You have the chance to love, to live, to make friends that will last a lifetime, to make your mark on the world.

But, in reality, it’s nothing in the grand scheme of the world.

And there are only those few thousands of people out of the billions that live on this world that will actually make a mark.

For the rest of the millions, they just fade out. They met something to someone at one time, but when all that knew them are gone, they just disappear. Like they never existed.

You only know they existed through pictures.

But for those few thousands, they get commemorated in time. They’re cemented in history. They will never be forgotten.

That’s why there is this innate drive in me to make something of myself. I’m afraid of being forgotten. Of being those faceless, gray masses who disappeared in an instant. I want to cement my name in history.

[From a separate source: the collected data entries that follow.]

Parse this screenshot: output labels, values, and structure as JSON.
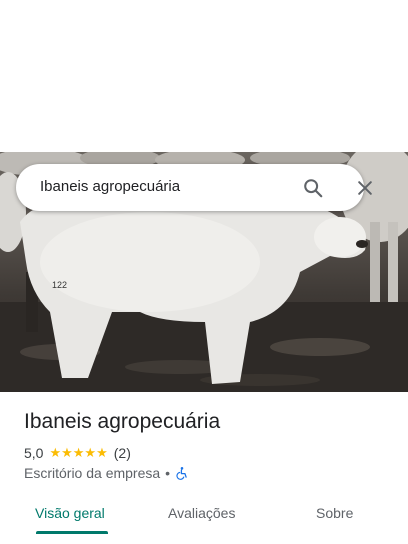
{
  "search": {
    "query": "Ibaneis agropecuária",
    "search_icon": "search-icon",
    "close_icon": "close-icon"
  },
  "place": {
    "name": "Ibaneis agropecuária",
    "rating": "5,0",
    "stars": "★★★★★",
    "review_count": "(2)",
    "category": "Escritório da empresa",
    "separator": "•",
    "accessibility_icon": "wheelchair-icon",
    "accessibility_color": "#1a73e8"
  },
  "tabs": [
    {
      "label": "Visão geral",
      "active": true
    },
    {
      "label": "Avaliações",
      "active": false
    },
    {
      "label": "Sobre",
      "active": false
    }
  ],
  "colors": {
    "accent": "#00796b",
    "star": "#fbbc04"
  }
}
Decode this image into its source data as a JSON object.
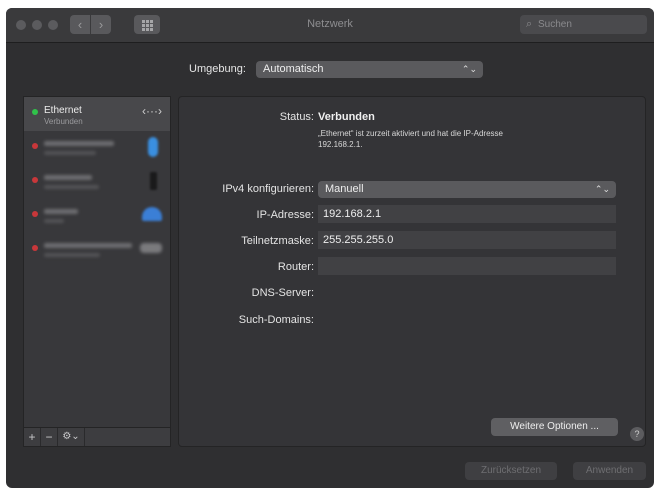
{
  "window": {
    "title": "Netzwerk"
  },
  "toolbar": {
    "back": "‹",
    "forward": "›"
  },
  "search": {
    "placeholder": "Suchen"
  },
  "location": {
    "label": "Umgebung:",
    "value": "Automatisch"
  },
  "services": [
    {
      "name": "Ethernet",
      "status": "Verbunden",
      "dot_color": "#30c24a",
      "icon": "ethernet-arrows-icon"
    },
    {
      "dot_color": "#c8373a",
      "icon": "bluetooth-icon"
    },
    {
      "dot_color": "#c8373a",
      "icon": "phone-icon"
    },
    {
      "dot_color": "#c8373a",
      "icon": "wifi-icon"
    },
    {
      "dot_color": "#c8373a",
      "icon": "thunderbolt-bridge-icon"
    }
  ],
  "sidebar_tools": {
    "add": "+",
    "remove": "−",
    "action": "⚙︎⌄"
  },
  "detail": {
    "status_label": "Status:",
    "status_value": "Verbunden",
    "status_desc_1": "„Ethernet“ ist zurzeit aktiviert und hat die IP-Adresse",
    "status_desc_2": "192.168.2.1.",
    "ipv4_label": "IPv4 konfigurieren:",
    "ipv4_value": "Manuell",
    "ip_label": "IP-Adresse:",
    "ip_value": "192.168.2.1",
    "subnet_label": "Teilnetzmaske:",
    "subnet_value": "255.255.255.0",
    "router_label": "Router:",
    "router_value": "",
    "dns_label": "DNS-Server:",
    "domains_label": "Such-Domains:",
    "advanced_button": "Weitere Optionen ...",
    "help": "?"
  },
  "footer": {
    "revert": "Zurücksetzen",
    "apply": "Anwenden"
  },
  "colors": {
    "window_bg": "#2f2f31",
    "connected": "#30c24a",
    "disconnected": "#c8373a",
    "bluetooth": "#3a8fe0",
    "wifi": "#3b7fd6"
  }
}
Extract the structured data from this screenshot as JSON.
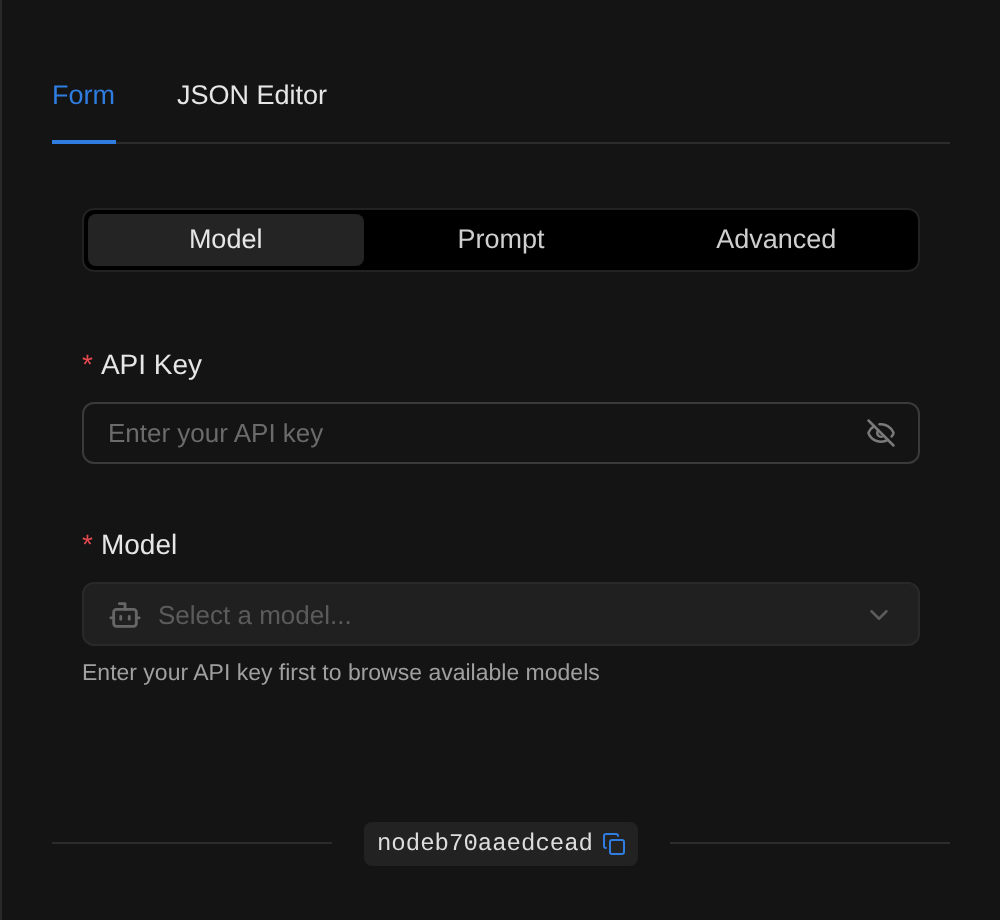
{
  "tabs": [
    {
      "label": "Form",
      "selected": true
    },
    {
      "label": "JSON Editor",
      "selected": false
    }
  ],
  "segments": [
    {
      "label": "Model",
      "selected": true
    },
    {
      "label": "Prompt",
      "selected": false
    },
    {
      "label": "Advanced",
      "selected": false
    }
  ],
  "fields": [
    {
      "kind": "password",
      "label": "API Key",
      "required": true,
      "required_mark": "*",
      "placeholder": "Enter your API key"
    },
    {
      "kind": "select",
      "label": "Model",
      "required": true,
      "required_mark": "*",
      "placeholder": "Select a model...",
      "disabled": true,
      "help": "Enter your API key first to browse available models"
    }
  ],
  "footer": {
    "node_id": "nodeb70aaedcead"
  }
}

That will probably never happen. The fever dreams of a fanatical teenager.

The point I’m trying to make, I guess, is that you have to make your life meaningful in some way to not be one of those that disappears into the clouds.

Life is short. Few people make use of it. The rest die unremembered, except by their loved ones or, maybe, by none at all.

So, life, on the macro-level is meaningless. Unless you are one of those who have left your mark on the world. Then, your life is dedicated towards being an immovable rock in the flow of time.

Make your life meaningful to your family.

Make your life meaningful to your friends.

Make your life meaningful to the environment around you.

Love with a ferocity that will span generations.

Speak, write, and work with a ferocity that will continue even when you are gone.

Leave a legacy to be continued.

And, maybe then, you won’t be unremembered. And, maybe then, your life will be important on a micro-level and a macro-level.